The gag was set up in Uncle Scrooge #7. The Raiders producer, George Lucas, had a partner, Gary Kurtz. Under the publishing imprint, Celestial Arts, Kurtz reprinted the story in 1982 as one in a deluxe edition of Uncle Scrooge stories, Uncle Scrooge McDuck His Life And Times by Carl Barks.

Uncle Scrooge #7 is not the oldest comic book in my collection by a long shot. It's not the first comic book I bought. But it is the oldest comic book I bought that I still own. Because of its condition no one would ever want to own it but me, and maybe I'll have someone throw it in my casket when they lower me into the ground.

*Whenever I think about descending into that basement Danny Elfman's theme from Tales From The Crypt goes through my head.

Friday, October 20, 2006

Number 41

Frankenstein Friday: Frankenstein's Job

This is the second story from Frankenstein Comics #2, published in 1945, written and drawn by Dick Briefer.

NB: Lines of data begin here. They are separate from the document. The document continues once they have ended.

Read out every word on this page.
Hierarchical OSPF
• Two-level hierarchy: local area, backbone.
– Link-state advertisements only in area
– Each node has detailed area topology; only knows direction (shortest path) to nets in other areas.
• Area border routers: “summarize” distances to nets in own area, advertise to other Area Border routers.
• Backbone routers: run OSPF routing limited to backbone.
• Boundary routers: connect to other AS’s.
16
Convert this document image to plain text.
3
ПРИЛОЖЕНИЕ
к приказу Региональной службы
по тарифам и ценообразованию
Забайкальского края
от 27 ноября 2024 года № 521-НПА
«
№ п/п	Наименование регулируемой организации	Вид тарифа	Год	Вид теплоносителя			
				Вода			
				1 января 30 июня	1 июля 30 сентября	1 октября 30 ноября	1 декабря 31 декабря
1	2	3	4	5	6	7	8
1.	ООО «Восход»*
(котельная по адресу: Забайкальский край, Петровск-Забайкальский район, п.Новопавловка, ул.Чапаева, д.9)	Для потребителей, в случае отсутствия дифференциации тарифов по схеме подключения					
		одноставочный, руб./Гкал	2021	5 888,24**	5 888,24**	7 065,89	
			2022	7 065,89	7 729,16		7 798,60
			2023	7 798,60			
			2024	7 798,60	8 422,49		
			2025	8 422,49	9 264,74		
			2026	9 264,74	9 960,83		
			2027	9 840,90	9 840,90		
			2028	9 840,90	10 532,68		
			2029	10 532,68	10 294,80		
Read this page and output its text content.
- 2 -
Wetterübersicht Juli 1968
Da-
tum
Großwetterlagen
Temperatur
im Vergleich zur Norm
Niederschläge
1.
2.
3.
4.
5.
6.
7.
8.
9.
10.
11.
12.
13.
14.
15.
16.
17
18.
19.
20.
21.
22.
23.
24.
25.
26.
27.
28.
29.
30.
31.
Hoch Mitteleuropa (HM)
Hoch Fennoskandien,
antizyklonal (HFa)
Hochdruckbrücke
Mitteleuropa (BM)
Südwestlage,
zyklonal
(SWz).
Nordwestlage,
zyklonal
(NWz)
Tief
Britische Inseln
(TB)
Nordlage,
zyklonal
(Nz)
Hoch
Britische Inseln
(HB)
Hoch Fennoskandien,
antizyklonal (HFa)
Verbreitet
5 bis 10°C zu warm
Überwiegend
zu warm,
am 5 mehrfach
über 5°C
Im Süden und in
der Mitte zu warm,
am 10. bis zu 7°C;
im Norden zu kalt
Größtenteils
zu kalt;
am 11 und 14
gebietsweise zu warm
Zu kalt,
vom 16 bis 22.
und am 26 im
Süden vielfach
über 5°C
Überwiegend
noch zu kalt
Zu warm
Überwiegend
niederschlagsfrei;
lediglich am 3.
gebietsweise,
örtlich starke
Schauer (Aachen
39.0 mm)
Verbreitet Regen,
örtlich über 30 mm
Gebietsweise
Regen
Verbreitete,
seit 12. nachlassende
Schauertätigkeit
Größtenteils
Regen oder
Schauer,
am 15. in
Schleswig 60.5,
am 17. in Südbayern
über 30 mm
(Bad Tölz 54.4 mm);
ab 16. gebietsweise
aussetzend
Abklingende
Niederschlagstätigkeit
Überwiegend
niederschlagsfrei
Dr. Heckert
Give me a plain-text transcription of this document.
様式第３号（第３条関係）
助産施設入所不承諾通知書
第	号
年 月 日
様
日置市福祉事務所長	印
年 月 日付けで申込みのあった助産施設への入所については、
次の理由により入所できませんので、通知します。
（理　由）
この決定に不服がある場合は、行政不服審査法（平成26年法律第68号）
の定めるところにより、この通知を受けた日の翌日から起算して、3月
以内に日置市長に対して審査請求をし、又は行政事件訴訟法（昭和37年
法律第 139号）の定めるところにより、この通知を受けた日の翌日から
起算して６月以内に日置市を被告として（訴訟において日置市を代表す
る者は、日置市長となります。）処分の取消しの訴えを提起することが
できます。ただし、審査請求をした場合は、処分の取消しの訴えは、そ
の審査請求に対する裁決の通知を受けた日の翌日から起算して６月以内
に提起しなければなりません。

There is a whiff of kinkiness in this story: Frankenstein on a leash, with a big collar being led around by a beautiful woman. In those more innocent times knowledge of individuals who enjoyed such activities as bondage and discipline was so esoteric that most people never heard of them. Or maybe it was a sly joke on his readership by author/artist Briefer. It's hard to tell from a vantage point of six decades, but I tend toward the former. I think the images of Frankenstein being led around like a dog appealed to Briefer's sense of humor, and not because he was a closet BDSM fan.

The panel where the dog pound boss, feet on his desk, orders the dogs to be led to the gas chamber is jolting. In the short time after a war where millions of people died in gas chambers it seems very insensitive. It also seems cruel in the modern era where many groups remind us we need to treat not only humans but animals in a humane fashion.

All in all, it seems to be a typically bizarre Frankenstein story.